How is climate change affecting marine life?

Prof. Dr Hans-Otto Pörtner, physiologist and marine biologist at the Alfred Wegener Institute, former Co-Chair of the IPCC Working Group II (WG II) and member of the German Advisory Council on Global Change (WBGU).

IPCC

Climate Change

Ocean acidification

Anthropogenic climate change is altering the living conditions in the ocean more dramatically than in the past 50 to 300 million years. The oceans are becoming warmer as they absorb more than 90 percent of the heat trapped in the atmosphere by greenhouse gases; at the same time they absorb large amounts of carbon dioxide, which chemically react with constituents of seawater, making the oceans more acidic.

But that’s not all: for various reasons, warming oceans store less oxygen. In other words, they gradually lose their lifeblood. But organisms need to breathe so that their bodies can produce energy – and the warmer the oceans become, the greater their oxygen requirements become. At the AWI, we discovered that the ability to supply the body with sufficient oxygen is subject to a certain limit, which varies by species. If this limit is exceeded, the cardiovascular system collapses.
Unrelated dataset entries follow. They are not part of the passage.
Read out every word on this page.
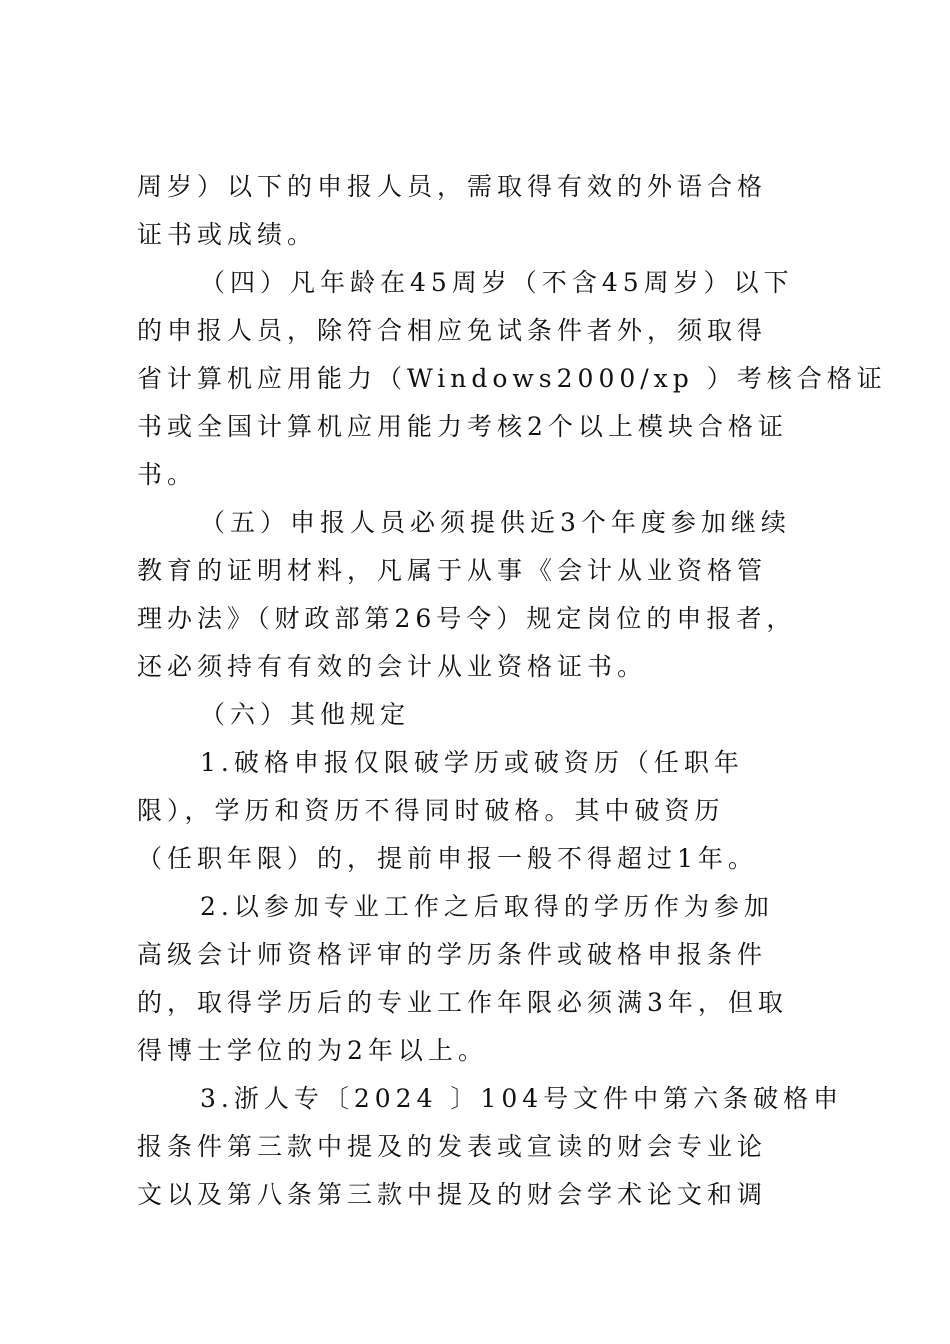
周岁）以下的申报人员，需取得有效的外语合格

证书或成绩。

（四）凡年龄在45周岁（不含45周岁）以下

的申报人员，除符合相应免试条件者外，须取得

省计算机应用能力（Windows2000/xp ）考核合格证

书或全国计算机应用能力考核2个以上模块合格证

书。

（五）申报人员必须提供近3个年度参加继续

教育的证明材料，凡属于从事《会计从业资格管

理办法》（财政部第26号令）规定岗位的申报者，

还必须持有有效的会计从业资格证书。

（六）其他规定

1.破格申报仅限破学历或破资历（任职年

限），学历和资历不得同时破格。其中破资历

（任职年限）的，提前申报一般不得超过1年。

2.以参加专业工作之后取得的学历作为参加

高级会计师资格评审的学历条件或破格申报条件

的，取得学历后的专业工作年限必须满3年，但取

得博士学位的为2年以上。

3.浙人专〔2024 〕104号文件中第六条破格申

报条件第三款中提及的发表或宣读的财会专业论

文以及第八条第三款中提及的财会学术论文和调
For the past several years, biologists at the AWI have been investigating how marine organisms’ energy requirements have changed in the wake of climate change, how large their pH, temperature and oxygen tolerances are, and what behaviours could enable them to adapt to the new environmental conditions. To date, it appears that the large majority of marine life is fleeing the heat as far as geographically possible. Around the globe, species are shifting their habitats polewards or to greater depths. The increasing lack of oxygen in the seas simultaneously reduces the number of safe havens remaining to them. Increasing ocean acidification puts organisms under additional pressure. Further, these three climate impacts are mutually reinforcing. Accordingly, experts refer to them as the ‘deadly trio’ that are now drastically reducing marine life, on a scale not seen since the mass extinctions of Earth’s distant past.